# Just confronted with more crap.... Rock bottom can't possibly be any lower?



## henley (Feb 29, 2012)

I don't have anyone else to turn to anymore. I have no one I can trust.

I just received a facebook message from my H's AP's boyfriend (OWP). 

It read:

Hey just heard through the grapevine you and * (my H) were getting back together maybe.... Ask him about ** and *** see if he has anything to tell you.... You can do better He wasnt doing right by you for a long time before **** (OW that I know about, his gf) Anyway Cheers

So essentially the OWP is claiming that my H had 2 other AP's prior to his gf. I realize that this guy has a lot of hatred towards my H and by getting to me he is getting to him, but when my trust in my H has been so irrevocably shattered how can I not question it. Both of these women were women that my H would have had opportunity to have an affair with if he had wanted. They are both attractive and flirtatious, and quite honestly people that I didn't like having around my H even before I knew about his EA/PA with the sender's gf who was a coworker of his. 

Do I confront my H? Do i confront the women? Who do I trust. I feel like given that I have no proof, and this would have happen in the past, if everyone says "No, it didn't happen" then even if that is the truth I will alway wonder


----------



## Shaggy (Jul 17, 2011)

You strap H to a polygraph and you ask him.

then if he fails the test for you file, because he is a sorry slimy serial cheater.


----------



## Will_Kane (Feb 26, 2012)

If additional affairs would make any difference in your decision to stay in the marriage or divorce, ask your husband, then verify with a polygraph.


----------



## CantePe (Oct 5, 2011)

Watch his pupils when you say the other two names. They dialate, it's an intimate (at least emotional if not physical) connection to those people.

When we have a physical or intimate connection to people our pupils dialte in response to thinking about them or hearing their name.

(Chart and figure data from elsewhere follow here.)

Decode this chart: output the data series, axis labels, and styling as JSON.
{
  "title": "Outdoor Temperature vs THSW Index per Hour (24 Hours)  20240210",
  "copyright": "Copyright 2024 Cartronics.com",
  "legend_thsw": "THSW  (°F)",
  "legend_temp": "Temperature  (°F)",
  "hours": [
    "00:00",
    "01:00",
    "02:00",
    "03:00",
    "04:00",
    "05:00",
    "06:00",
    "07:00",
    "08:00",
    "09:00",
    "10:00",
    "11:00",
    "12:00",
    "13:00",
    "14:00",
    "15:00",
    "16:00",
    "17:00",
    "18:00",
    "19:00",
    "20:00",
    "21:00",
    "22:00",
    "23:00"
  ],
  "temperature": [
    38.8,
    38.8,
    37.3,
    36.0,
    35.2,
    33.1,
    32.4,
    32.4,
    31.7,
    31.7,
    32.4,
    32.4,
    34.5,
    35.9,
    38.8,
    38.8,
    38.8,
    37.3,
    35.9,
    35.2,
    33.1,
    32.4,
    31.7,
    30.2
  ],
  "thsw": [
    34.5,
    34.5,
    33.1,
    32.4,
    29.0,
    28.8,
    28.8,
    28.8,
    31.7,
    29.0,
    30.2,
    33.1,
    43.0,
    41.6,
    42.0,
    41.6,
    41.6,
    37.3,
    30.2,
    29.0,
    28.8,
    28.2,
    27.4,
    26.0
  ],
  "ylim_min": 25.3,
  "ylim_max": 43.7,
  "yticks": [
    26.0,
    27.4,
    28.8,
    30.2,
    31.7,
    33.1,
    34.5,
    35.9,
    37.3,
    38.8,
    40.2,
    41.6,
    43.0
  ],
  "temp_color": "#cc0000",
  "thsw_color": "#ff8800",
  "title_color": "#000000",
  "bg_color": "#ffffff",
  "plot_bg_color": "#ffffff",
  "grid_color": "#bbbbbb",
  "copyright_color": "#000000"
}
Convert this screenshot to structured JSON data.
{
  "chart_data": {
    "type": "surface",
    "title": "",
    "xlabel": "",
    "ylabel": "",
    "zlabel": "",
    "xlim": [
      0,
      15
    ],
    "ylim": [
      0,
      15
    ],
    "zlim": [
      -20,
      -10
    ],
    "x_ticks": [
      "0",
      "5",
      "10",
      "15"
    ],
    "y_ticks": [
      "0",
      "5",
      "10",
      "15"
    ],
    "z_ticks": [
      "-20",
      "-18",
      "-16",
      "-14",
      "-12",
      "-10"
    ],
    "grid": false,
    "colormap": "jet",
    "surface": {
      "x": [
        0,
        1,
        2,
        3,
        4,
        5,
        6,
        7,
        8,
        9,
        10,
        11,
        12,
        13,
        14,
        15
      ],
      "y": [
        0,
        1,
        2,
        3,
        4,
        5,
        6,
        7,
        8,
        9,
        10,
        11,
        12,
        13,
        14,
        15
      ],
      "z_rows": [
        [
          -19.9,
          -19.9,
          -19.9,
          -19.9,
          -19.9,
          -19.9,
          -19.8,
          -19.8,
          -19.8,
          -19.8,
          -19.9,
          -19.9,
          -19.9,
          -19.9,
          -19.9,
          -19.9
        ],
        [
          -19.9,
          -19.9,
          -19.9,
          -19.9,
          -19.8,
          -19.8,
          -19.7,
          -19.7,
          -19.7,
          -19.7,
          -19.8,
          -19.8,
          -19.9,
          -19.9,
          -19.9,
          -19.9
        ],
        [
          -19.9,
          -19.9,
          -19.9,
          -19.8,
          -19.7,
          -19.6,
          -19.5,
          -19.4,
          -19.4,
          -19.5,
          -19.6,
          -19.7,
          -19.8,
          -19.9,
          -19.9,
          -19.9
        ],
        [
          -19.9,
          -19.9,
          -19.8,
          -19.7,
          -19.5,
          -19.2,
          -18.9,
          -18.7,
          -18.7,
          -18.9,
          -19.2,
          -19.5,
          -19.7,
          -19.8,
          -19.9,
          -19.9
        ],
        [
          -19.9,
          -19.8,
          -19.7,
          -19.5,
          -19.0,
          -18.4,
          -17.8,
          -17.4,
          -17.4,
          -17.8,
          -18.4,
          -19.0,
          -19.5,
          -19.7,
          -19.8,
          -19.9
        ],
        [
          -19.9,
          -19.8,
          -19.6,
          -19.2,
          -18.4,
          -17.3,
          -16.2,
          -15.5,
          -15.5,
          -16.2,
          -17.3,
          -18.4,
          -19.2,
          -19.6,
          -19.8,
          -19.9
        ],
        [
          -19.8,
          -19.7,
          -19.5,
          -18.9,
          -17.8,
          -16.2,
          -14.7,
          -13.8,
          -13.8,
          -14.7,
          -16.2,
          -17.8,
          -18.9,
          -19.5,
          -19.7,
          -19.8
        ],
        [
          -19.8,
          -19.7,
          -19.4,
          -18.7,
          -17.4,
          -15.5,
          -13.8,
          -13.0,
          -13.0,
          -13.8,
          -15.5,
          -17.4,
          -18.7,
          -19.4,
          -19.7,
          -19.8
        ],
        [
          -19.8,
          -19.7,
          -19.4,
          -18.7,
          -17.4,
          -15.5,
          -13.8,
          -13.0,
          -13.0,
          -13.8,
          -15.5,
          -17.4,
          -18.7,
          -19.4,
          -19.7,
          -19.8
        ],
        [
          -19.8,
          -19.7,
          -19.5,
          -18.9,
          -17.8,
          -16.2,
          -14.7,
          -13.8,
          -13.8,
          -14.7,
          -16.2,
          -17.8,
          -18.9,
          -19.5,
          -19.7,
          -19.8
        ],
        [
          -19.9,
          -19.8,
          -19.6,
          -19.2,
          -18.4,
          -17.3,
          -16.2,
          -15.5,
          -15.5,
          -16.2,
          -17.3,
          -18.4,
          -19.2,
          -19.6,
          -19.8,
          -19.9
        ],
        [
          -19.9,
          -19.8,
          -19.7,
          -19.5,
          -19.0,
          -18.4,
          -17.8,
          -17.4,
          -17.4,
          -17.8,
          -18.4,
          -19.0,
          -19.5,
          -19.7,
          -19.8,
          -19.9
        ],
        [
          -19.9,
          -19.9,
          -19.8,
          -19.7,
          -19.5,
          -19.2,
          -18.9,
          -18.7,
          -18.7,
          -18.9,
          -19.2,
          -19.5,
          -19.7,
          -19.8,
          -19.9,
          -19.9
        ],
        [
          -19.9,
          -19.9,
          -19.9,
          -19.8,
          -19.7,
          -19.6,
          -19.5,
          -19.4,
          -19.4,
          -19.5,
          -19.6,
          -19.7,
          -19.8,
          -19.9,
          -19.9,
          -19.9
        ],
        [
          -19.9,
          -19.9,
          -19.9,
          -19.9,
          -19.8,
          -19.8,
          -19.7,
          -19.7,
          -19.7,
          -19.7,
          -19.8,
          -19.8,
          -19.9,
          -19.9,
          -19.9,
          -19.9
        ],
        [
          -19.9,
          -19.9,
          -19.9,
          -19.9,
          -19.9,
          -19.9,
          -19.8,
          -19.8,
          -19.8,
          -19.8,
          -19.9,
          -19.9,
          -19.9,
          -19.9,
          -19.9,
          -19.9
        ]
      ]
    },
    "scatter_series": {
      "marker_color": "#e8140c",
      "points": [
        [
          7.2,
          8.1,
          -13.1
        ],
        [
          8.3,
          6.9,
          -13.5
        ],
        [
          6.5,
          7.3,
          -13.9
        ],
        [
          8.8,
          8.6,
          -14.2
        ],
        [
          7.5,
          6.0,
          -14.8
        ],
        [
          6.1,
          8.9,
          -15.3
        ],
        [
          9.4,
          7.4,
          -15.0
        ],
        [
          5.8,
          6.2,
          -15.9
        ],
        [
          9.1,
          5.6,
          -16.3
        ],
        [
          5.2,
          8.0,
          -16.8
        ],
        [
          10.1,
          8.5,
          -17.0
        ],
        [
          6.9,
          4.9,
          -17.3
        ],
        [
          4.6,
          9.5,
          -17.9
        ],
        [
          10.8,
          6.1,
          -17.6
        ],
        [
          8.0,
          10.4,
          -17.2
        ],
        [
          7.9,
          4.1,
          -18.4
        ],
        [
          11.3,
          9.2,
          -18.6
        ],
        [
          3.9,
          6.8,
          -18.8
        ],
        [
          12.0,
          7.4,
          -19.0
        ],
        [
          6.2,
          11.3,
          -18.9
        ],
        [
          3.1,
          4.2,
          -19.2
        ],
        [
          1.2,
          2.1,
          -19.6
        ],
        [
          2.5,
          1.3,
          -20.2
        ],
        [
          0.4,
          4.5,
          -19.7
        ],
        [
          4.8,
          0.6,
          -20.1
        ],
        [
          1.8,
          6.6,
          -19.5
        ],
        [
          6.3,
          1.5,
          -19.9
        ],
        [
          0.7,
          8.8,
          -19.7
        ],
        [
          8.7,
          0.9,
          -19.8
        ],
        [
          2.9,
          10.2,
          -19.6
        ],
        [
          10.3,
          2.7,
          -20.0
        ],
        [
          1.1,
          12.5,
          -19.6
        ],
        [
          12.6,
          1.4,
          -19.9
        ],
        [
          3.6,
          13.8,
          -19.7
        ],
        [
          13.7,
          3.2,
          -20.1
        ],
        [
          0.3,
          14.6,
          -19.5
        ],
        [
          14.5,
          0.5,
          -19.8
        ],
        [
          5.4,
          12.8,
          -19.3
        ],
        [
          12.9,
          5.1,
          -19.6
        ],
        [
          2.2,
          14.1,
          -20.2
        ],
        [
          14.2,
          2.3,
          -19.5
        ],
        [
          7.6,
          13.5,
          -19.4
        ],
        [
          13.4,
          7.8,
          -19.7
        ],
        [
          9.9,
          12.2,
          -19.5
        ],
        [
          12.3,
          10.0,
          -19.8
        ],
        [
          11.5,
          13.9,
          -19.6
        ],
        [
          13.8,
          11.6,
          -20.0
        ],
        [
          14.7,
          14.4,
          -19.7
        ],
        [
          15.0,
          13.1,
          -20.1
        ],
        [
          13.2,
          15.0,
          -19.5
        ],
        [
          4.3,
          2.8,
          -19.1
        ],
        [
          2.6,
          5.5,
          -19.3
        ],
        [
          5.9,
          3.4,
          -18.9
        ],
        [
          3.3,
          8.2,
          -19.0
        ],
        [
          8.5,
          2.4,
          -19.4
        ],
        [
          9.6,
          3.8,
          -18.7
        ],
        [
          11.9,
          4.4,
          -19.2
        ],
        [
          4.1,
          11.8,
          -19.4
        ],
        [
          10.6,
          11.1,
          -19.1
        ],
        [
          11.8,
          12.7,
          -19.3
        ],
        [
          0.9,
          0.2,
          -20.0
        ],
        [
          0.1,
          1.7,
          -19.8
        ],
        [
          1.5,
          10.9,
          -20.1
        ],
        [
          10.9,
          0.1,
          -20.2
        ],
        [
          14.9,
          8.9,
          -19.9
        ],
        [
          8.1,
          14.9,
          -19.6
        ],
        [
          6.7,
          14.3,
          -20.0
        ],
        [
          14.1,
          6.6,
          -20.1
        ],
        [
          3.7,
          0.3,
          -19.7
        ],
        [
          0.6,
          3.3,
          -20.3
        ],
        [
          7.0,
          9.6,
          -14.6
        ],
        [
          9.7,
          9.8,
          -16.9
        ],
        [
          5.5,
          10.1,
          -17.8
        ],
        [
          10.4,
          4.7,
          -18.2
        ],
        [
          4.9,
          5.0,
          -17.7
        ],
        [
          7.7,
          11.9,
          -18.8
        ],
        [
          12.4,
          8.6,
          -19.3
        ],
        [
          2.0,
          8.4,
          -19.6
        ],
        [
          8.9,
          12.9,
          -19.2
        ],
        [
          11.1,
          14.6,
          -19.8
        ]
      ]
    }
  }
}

Watch his face for micro expressions, surprise and fear (open wide eyes, brows up, mouth thin and pressed lips, tightness in the throat tendons - they stand out).

When you catch, point at him and say so it's true isn't it. Micro expressions and body language never lie...even when we do.

Watch for manipulators (no hands moving when talking, pulls himself tight and close, trying to look small).

It's like a mini polygraph without the polygraph equipment.


----------



## cledus_snow (Feb 19, 2012)

whatever it may be, it's out there now. you might as well do some investigating and find out the truth. and i don't mean asking him point blank 'cause that will get you nowhere. the threat of a poly alone will definetly stir his sense of honesty.


----------



## lenzi (Apr 10, 2012)

What's the point of confronting your H if he's just going to lie about it anyway?

A better question might be if you can't trust him and you KNOW you can't trust him then why are you even with the guy?

The only time R works after an affair if there is complete remorse on the part of the cheater and willingness to make it right. 

That does not sound like the case here.

Sorry to say it.


----------